Надо полагать, что там, где имел место обет-обещание, встречный акт Бога всё же чаще лишь молчаливо ожидался, являя собой предмет сердечной надежды обещающего. И трудно сказать при этом, мог ли движимый благоговейным энтузиазмом человек чётко изъяснить, в чём хотелось бы ему узнать плоды этого акта. Вероятно, спрошенный о том, чего он ждёт в ответ от Всевышнего, он нередко мог бы ответить нечто в высшей степени банальное для своей эпохи: чтобы Господь хранил его с близкими в этой жизни и отверз двери рая в будущей. Характерно, что именно институализованные и близкие к ним виды обета, как правило, представляли собой чистое обещание. Такова, например, ритуальная формула, произносившаяся монастырским послушником при его пострижении. «Я, брат Мартин, -говорил молодой Лютер, становясь монахом августинской обители, - принимаю монашеский обет и пред лицом всемогущего Господа Бога и Пресвятой Девы Марии, а также пред тобой, брат Винард, представляющий здесь главного приора Ордена братьев-отшельников святого епископа Августина и его законных последователей, отрекаюсь от своей воли и даю зарок до конца своих дней влачить существование в бедности и целомудрии, как велит устав святого Августина» (цит. по: [6, с. 51]). Отрекаясь от собственной воли и всецело вверяя себя Господу и настоятелю, новоиспечённый инок в принципе не мог и желать получить взамен свыше что-то конкретное, описуемое. Это противоречило бы смыслу его самоотречения. Он отдавал себя Богу, чтобы в от-

вет принять Самого Бога, невыразимого и бесконечного.

Сходный обет совершали крестоносцы. Его принесение тоже сопровождалось символическим действом, которое направлялось представителем духовенства и имело название «взятие креста». Показывая суть именуемого обряда, это название служило напоминанием о самом категоричном евангельском призыве: «Кто хочет идти за Мною, отвергнись себя и возьми крест свой, и следуй за Мною» (Мф 16:24). Этот обет, подтверждавший согласие рыцаря участвовать в крестовом походе, был настолько однозначен, что главную роль в его совершении играло не слово, а простой ритуальный жест. Его описание предлагают нам записки Робера де Клари, незнатного пикардийского рыцаря XII-XIII столетий, участвовавшего в Четвёртом крестовом походе (1202-1204 гг.). Вот как он рассказывает о том, как принял решение возглавить это предприятие маркиз Бонифаций Монферратский: «Когда он поразмыслил, то ответил, что из любви к Богу и ради того, чтобы помочь Заморской земле, возьмёт крест. А епископ Суассонский тотчас облачился и дал ему крест» (IV) [7, с. 8]. Надо заметить, что, согласно идеологии средневековой Церкви, миссии рыцарства и монашества имели между собой черты сходства. Оба названных института толковались в ней как формы служения Богу, одинаково требовавшие самоотречения и строгой внутренней дисциплины. Но цель рыцарства, понимавшегося как militia Christi, Христово воинство, по преимуществу заключалась в защите земной Церкви от зримых врагов; тогда как удел монашества состоял в духовном подвиге, включавшем войну с «духами злобы поднебесной». С наибольшей отчётливостью связь этих институтов реализовалась в создании духовно-рыцарских орденов.
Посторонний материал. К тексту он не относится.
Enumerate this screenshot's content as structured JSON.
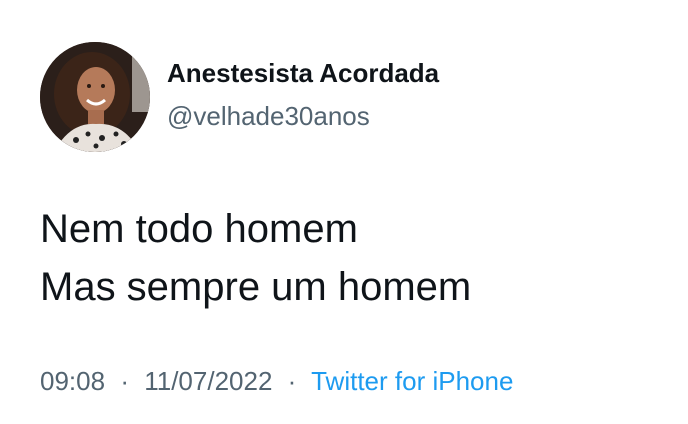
{
  "author": {
    "display_name": "Anestesista Acordada",
    "handle": "@velhade30anos",
    "avatar_icon": "profile-photo"
  },
  "tweet": {
    "lines": [
      "Nem todo homem",
      "Mas sempre um homem"
    ]
  },
  "meta": {
    "time": "09:08",
    "date": "11/07/2022",
    "separator": "·",
    "source": "Twitter for iPhone"
  },
  "colors": {
    "text": "#0f1419",
    "secondary": "#536471",
    "link": "#1d9bf0",
    "background": "#ffffff"
  }
}
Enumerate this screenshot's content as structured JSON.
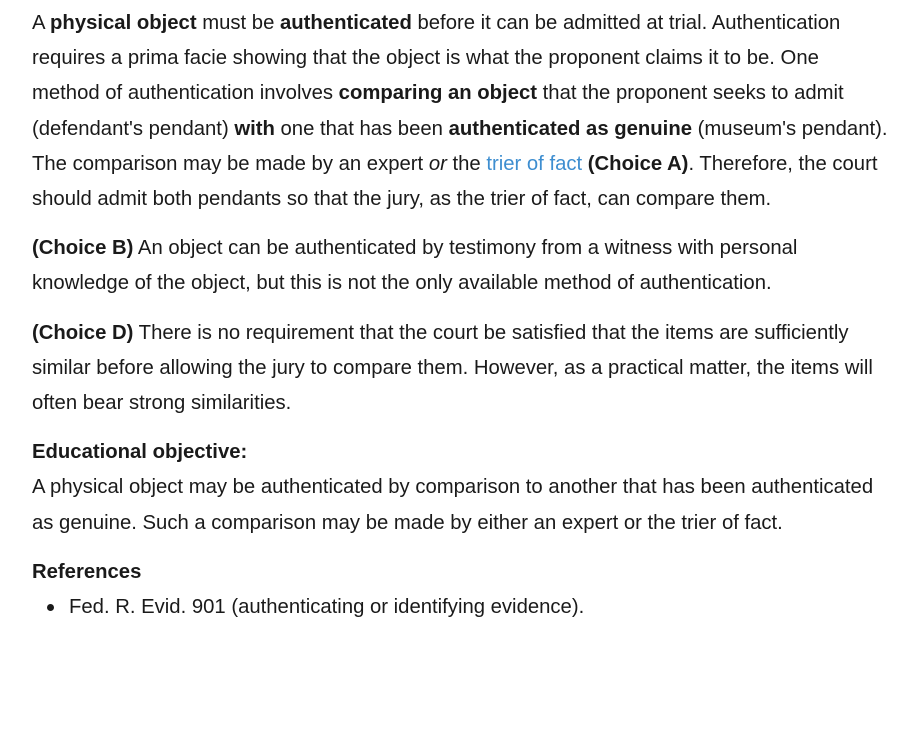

Источники показывают, что обет, включая обсуждаемую сейчас его жанровую разновидность, наряду с клятвой, был весьма распространён в среде всего рыцарства. Примерами этого речевого действия изобилует эпос высокого Средневековья. Соблюдение принимаемых на себя обязательств было центральным пунктом рыцарского кодекса чести. В связи с этим совершение и исполнение перформативов такого рода являлось необходимым способом самоидентификации рыцаря, проверки его соответствия корпоративному идеалу.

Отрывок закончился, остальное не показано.